Struggling Synagogue Struck by Vandals
A small Jewish community in Central New York suffered a near-fatal blow last week when the region’s only synagogue was vandalized.
The Norwich Jewish Center still stands, but much of the building’s interior was destroyed. No one was harmed in the attack, which took place on Sunday, April 6, as the building stood empty. Three teenage boys, between the ages 13 and 14, have been charged with perpetrating the attack.
The incident proved to be far more than an unsettling nuisance, as it left some congregants wondering if the community had the resources it needed to pick up the pieces and move on. Even before the attack, the congregation had been struggling with declining numbers and limited funds — a situation that may have exacerbated the damage done.
“They’ve been talking about selling the synagogue for some time, so they were underinsured,” said Jessica Rosenblum, a senior associate at a public relations firm in Washington who grew up in the community. “The congregation as a community will probably continue to exist in some form, but without a physical building.”
The congregation has dealt with vandalism before, when the Jewish center’s windows were broken in an incident ruled to be a hate crime.
The Norwich Jewish Center’s membership is small but feisty, according to congregants.

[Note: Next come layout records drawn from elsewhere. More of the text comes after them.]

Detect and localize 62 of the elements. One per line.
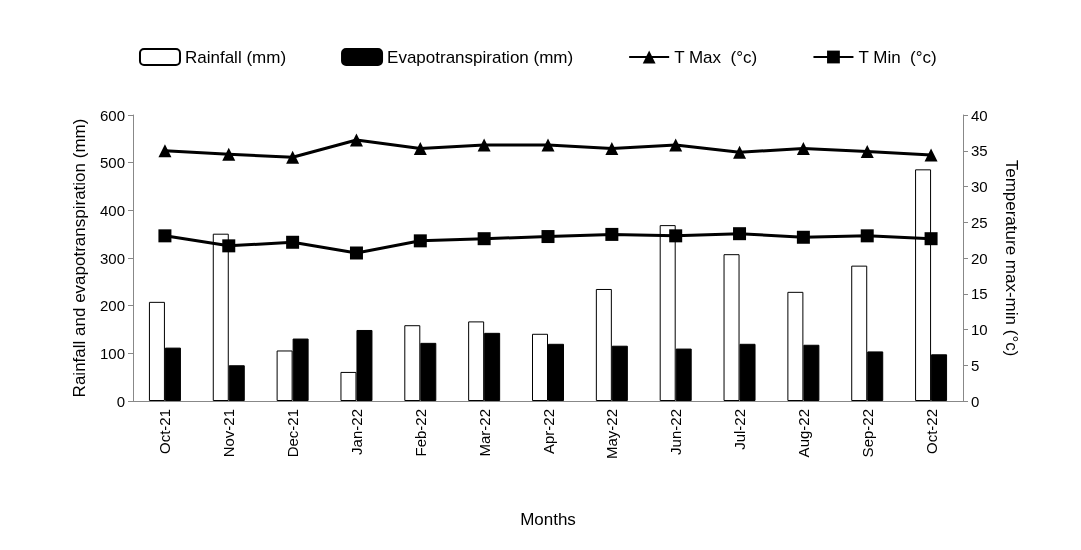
point bbox=[541, 138, 555, 152]
legend-label: Evapotranspiration (mm) bbox=[387, 47, 574, 67]
point bbox=[605, 142, 619, 156]
y2-tick-label: 15 bbox=[971, 285, 988, 303]
y2-tick-label: 25 bbox=[971, 213, 988, 231]
x-tick-label: Oct-22 bbox=[922, 409, 940, 455]
y2-tick-label: 30 bbox=[971, 178, 988, 195]
legend-label: T Max (°c) bbox=[674, 47, 758, 67]
point bbox=[733, 227, 747, 241]
point bbox=[413, 142, 427, 156]
y-tick-label: 200 bbox=[99, 297, 125, 315]
x-tick-label: Jan-22 bbox=[347, 409, 365, 455]
x-tick-label: Feb-22 bbox=[411, 409, 429, 457]
y2-tick-label: 10 bbox=[971, 321, 988, 338]
point bbox=[669, 138, 683, 152]
point bbox=[477, 232, 491, 246]
legend-label: T Min (°c) bbox=[858, 47, 937, 67]
point bbox=[796, 142, 810, 156]
y2-tick-label: 35 bbox=[971, 142, 988, 160]
x-tick-label: Dec-21 bbox=[284, 409, 302, 458]
point bbox=[349, 246, 363, 260]
point bbox=[796, 230, 810, 244]
point bbox=[924, 232, 938, 246]
point bbox=[669, 229, 683, 243]
y-tick-label: 500 bbox=[99, 154, 125, 172]
y-tick-label: 100 bbox=[99, 344, 125, 362]
x-tick-label: May-22 bbox=[603, 409, 621, 460]
y-tick-label: 600 bbox=[99, 106, 125, 124]
x-tick-label: Jun-22 bbox=[667, 409, 685, 455]
y-tick-label: 400 bbox=[99, 201, 125, 219]
x-tick-label: Aug-22 bbox=[794, 409, 812, 458]
x-tick-label: Jul-22 bbox=[731, 409, 749, 450]
point bbox=[286, 235, 300, 249]
x-tick-label: Nov-21 bbox=[220, 409, 238, 458]
point bbox=[541, 230, 555, 244]
y-tick-label: 300 bbox=[99, 249, 125, 267]
point bbox=[860, 229, 874, 243]
y2-tick-label: 5 bbox=[971, 356, 980, 374]
point bbox=[349, 133, 363, 147]
y2-tick-label: 20 bbox=[971, 249, 988, 267]
x-axis-title: Months bbox=[520, 510, 576, 529]
x-tick-label: Sep-22 bbox=[858, 409, 876, 458]
y2-tick-label: 40 bbox=[971, 106, 988, 124]
point bbox=[924, 148, 938, 162]
point bbox=[222, 239, 236, 253]
legend-label: Rainfall (mm) bbox=[184, 47, 287, 67]
point bbox=[158, 229, 172, 243]
point bbox=[733, 145, 747, 159]
x-tick-label: Oct-21 bbox=[156, 409, 174, 455]
point bbox=[860, 144, 874, 158]
y-tick-label: 0 bbox=[116, 392, 125, 410]
y-axis-title: Rainfall and evapotranspiration (mm) bbox=[70, 118, 89, 398]
point bbox=[222, 147, 236, 161]
x-tick-label: Mar-22 bbox=[475, 409, 493, 457]
point bbox=[477, 138, 491, 152]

Because there are no other synagogues in the area, members’ personal affiliations range from Orthodox to Reform, and all have had to make compromises. The synagogue itself is unaffiliated with a movement and has no full-time rabbi. A part-time rabbi comes up twice a month from New York City.
“They argue. They get angry at each other. But that’s all we have,” said Leslie Dopkeen, the synagogue’s co-president (and Rosenblum’s mother). “I’ve never been to another temple where it made so much of a difference if you were there or not. There’s an amazing feeling of warmth.”
Until recently, an important contingent of the congregation was a group of cattle farmers who had settled in Central New York after fleeing Nazi Germany. As they and others in the community have aged, the congregation has shrunk to about 25 families.
Ken Hermann, 87, a retired dairy farmer who escaped Germany a month before the Nazis invaded Poland, said that the attack on the synagogue “brings back memories of the Holocaust.”
“We feel discouraged and frightened, and we hope it won’t happen again,” Hermann added.
Dopkeen discovered that the synagogue had been vandalized when she arrived there for a meeting April 9, three days after the incident had taken place. “Almost everything that could have been broken was,” she said. There were indications, she reported, that the perpetrators had tried unsuccessfully to burn down the building.
In a press release, the Norwich Police Department said that “the entire interior of the large three-story structure was vandalized.”
The congregation’s Torahs, however, were untouched.
Though the damage included one piece of antisemitic graffiti, the age of the alleged perpetrators has called into question whether the attack was a bias crime.
“I don’t think they had a real sense” of why they were targeting a synagogue, Dopkeen said. “I’m not sure they even know a Jew.”
The suspects were apprehended April 12 and have been charged with burglary, criminal mischief and conspiracy. According to police, one boy, accompanied by his mother, turned himself in and then identified the other two suspects.
Initial estimates of the damage ran to tens of thousands of dollars. How much of the damage will be covered by insurance is still being determined; meanwhile, community members in Norwich and its environs have offered physical and financial help.
“It’s a catastrophe,” said congregant Harold Berman, 85. “But we are going ahead and rebuilding and are going to continue.”